Teacher with a capital T

Posted By on Sep 25, 2019 |

The first couple of times I was called Teacher Kath felt a bit strange. Students had always called me Miss Houlahan, Miss Kath, Kathy, or simply Kath. (Or, in the case of babies, variations on Kath/Kathy, like Cass/Cat/Ka-ki.) Being called Teacher with a capital T felt…special. Especially coming from a tiny little toddler who had only met me once a few days before. I was sure that the older child sharing the tire swing was the one calling out to me, but her mouth wasn’t moving. It was the smaller one with the big smile who was waving to me from the playground, saying “Hi, Teacher Kath!” over and over. I felt so special.

We are currently in the midst of celebrating some of our teachers.
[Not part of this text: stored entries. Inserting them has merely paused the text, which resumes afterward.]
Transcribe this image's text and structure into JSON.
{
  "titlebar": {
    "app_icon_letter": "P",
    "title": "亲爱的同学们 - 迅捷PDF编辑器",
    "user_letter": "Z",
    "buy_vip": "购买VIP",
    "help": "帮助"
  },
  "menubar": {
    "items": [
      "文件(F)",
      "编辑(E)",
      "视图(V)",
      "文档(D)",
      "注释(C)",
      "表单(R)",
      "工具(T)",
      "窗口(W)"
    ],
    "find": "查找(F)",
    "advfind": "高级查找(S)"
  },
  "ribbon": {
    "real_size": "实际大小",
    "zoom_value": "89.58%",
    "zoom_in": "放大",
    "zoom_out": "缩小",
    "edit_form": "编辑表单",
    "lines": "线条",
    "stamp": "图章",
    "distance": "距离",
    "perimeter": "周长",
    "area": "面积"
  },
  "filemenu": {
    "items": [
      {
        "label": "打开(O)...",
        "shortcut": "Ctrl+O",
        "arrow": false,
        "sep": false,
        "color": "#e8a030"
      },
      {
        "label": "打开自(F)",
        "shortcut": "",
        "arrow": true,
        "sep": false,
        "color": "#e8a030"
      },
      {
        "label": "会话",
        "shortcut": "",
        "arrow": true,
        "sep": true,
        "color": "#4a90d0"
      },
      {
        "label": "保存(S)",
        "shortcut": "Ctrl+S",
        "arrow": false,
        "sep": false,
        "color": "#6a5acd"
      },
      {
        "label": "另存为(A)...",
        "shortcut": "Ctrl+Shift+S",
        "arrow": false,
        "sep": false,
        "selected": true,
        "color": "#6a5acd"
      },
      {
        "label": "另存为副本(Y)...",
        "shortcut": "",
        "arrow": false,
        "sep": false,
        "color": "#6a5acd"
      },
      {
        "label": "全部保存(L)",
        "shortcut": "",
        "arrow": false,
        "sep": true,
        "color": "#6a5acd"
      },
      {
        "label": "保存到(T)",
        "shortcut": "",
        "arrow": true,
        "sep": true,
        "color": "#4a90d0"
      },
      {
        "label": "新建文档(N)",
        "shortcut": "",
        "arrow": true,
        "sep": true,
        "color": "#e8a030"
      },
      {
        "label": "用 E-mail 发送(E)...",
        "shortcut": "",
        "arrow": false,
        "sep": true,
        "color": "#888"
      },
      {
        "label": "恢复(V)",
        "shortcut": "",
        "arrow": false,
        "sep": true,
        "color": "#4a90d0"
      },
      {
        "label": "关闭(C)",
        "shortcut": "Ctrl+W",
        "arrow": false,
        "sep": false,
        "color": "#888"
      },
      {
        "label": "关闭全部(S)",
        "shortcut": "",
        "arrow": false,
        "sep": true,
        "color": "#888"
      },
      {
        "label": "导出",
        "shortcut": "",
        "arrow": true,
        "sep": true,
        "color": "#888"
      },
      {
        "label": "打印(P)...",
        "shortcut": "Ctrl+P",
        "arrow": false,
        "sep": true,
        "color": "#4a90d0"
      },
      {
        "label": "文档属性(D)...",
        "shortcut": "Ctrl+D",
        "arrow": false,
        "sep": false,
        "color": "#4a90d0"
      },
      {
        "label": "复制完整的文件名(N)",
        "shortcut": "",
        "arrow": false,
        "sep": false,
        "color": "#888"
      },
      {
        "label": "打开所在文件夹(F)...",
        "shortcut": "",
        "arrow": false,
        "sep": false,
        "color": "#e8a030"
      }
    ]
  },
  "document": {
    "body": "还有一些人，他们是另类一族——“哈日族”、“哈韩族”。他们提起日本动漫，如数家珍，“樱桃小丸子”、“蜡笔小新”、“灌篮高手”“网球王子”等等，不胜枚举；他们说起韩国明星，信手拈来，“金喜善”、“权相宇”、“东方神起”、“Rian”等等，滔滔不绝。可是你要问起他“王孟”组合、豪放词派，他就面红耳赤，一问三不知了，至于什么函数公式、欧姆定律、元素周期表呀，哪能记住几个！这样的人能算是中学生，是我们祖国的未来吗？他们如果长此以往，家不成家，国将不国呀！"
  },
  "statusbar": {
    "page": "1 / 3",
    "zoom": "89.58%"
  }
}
Teacher Zara just celebrated her three year anniversary, Teacher Renee one year, Teacher Nicole one year. In January, Teacher Rachel will celebrate 25 years. Wow. That’s awe-inspiring. Consider this — Teacher Rachel has taught almost every child who has ever attended Oak Lane. She sometimes bumps into young adults who remember her from twenty years ago! One of my former students, now part of my extended family, asked to be my reference when I applied for this job. Being a teacher is special.

And, it’s important. Like parenthood itself, our relationship with our students isn’t something to be taken lightly. It’s a great responsibility, to care for and teach another person’s child. It’s a precious thing, to earn the trust of a child…or a parent. Being a teacher is also humbling.

One of our teachers is certain that one of our youngest babies called me “Kath” the other day. The baby has been babbling a lot, so it may have been a happy coincidence that he hit on the right syllable at the right moment. (Then again, he just said “Achoo” at the exact right time when we were singing On Top of Spaghetti. So…maybe?) He’s not quite a year old, so I don’t expect the word “Teacher” to come out of his mouth anytime soon. When he does eventually call me “Teacher Kath”? That’ll be something to celebrate.